I have been told by people who live in the true cold (way up Alaska) that guns like AR's are best left out of the tent at night in bitter cold weather...they leave them covered on their snowmobiles. Apparently the thaw that occurs in the tent turns into a mess of ice when taken back outside.

If you watch the beginning of The Searchers, the farmer steps outside and takes his shotgun down off a couple of pegs set over the door - on the outside. When I first saw that scene, I thought, "What an idiotic place to keep a gun." Then it was explained to me that was very correct, that people who lived in areas where they might have to go out into a cold night with a gun commonly kept it on the outside of the house, on the porch over the door so it would be outdoors temp. If they took a cold gun back into the warm house, in short order the condensation that formed every time would rust the gun into unusability.
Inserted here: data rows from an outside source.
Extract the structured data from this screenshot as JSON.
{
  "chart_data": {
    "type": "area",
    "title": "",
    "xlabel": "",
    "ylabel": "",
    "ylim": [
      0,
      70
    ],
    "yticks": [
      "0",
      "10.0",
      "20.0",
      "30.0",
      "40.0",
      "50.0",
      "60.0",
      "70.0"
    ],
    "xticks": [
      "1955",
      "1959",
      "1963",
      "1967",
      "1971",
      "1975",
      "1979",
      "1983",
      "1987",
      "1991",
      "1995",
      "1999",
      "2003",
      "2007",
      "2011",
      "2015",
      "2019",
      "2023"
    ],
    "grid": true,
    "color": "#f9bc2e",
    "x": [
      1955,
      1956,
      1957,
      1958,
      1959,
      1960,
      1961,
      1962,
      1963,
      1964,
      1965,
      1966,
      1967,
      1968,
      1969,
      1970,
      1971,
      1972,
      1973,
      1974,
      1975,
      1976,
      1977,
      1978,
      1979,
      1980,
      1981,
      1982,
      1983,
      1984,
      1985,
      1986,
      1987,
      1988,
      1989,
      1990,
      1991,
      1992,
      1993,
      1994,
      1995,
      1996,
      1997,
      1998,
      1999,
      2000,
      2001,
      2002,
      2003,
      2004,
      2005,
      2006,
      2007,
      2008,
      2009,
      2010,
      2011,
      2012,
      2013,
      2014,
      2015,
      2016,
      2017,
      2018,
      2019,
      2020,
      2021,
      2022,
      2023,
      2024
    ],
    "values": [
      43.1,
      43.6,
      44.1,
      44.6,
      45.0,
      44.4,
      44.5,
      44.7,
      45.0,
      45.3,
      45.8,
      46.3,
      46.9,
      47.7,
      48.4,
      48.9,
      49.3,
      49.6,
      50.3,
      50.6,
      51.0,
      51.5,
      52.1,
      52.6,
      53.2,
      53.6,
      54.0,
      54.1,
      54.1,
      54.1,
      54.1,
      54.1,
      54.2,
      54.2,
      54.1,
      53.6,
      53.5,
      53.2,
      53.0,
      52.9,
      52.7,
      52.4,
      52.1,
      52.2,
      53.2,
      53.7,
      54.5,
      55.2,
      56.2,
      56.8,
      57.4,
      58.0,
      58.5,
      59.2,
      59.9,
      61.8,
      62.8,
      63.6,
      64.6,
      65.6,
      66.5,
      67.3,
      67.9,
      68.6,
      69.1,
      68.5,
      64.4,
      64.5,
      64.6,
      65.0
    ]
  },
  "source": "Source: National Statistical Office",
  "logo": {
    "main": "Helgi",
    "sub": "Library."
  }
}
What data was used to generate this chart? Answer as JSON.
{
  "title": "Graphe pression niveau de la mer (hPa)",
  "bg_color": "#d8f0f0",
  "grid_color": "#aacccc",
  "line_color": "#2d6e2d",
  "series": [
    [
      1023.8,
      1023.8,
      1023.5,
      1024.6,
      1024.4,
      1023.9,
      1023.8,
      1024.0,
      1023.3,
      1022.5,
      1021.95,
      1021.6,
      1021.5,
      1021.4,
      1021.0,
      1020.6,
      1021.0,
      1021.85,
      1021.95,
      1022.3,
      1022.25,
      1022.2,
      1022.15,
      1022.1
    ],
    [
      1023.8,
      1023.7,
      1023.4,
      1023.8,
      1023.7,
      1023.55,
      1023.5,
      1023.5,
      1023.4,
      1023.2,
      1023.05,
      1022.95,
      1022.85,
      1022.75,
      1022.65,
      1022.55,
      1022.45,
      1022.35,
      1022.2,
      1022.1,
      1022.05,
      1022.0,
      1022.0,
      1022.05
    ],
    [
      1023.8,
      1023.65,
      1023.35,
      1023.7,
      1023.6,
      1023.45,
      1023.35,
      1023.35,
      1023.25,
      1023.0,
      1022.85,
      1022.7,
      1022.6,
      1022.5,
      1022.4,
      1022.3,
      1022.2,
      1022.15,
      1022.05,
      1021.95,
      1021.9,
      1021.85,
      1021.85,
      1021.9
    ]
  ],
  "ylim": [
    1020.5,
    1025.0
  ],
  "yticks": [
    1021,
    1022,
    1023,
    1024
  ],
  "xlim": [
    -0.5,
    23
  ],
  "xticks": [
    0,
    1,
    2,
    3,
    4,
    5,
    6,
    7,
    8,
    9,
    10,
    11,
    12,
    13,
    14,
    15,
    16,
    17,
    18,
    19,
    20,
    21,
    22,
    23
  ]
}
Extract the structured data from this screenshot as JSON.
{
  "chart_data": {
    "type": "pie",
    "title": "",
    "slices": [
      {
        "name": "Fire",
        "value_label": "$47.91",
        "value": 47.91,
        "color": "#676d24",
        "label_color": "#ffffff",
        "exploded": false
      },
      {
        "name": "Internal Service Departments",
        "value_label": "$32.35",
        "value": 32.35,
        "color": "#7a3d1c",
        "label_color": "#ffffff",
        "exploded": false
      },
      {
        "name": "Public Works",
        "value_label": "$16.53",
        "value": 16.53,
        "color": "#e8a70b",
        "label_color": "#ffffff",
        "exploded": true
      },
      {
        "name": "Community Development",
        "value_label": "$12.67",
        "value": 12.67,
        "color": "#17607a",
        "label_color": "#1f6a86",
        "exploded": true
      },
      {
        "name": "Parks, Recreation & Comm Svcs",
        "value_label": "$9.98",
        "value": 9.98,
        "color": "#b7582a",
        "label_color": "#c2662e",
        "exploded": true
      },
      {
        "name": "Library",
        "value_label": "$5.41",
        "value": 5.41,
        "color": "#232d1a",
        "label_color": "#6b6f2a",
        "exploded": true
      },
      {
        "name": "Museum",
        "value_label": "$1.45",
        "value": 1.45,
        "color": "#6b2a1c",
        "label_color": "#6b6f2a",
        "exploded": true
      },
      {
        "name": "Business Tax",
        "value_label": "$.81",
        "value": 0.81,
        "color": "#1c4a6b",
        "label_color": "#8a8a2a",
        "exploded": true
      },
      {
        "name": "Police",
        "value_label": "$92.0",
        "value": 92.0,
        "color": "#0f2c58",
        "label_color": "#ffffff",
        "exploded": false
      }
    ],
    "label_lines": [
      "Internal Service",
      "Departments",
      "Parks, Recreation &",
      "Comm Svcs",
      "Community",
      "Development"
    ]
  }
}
On a different note, when I was kid I remember my father had this thing he took with him when he went hunting, it looked like this big cigarette lighter. It was filled with lighter fluid, you lit it and closed it, then it would heat up, you stuck it in your shirt pocket under your jacket and it would keep you nice and toasty. I was also told there were good examples of the breed and bad ones - that in the bad ones the metal screen inside the "lighter" would burn out in short order, the good ones wouldn't. Can anyone tell me what these things were? Are they still made? How to tell a good one from a bad?

Just put Mountaineering : the Freedom of the Hills, 7th Edition on hold at my library. Thanks for the pointer, guys.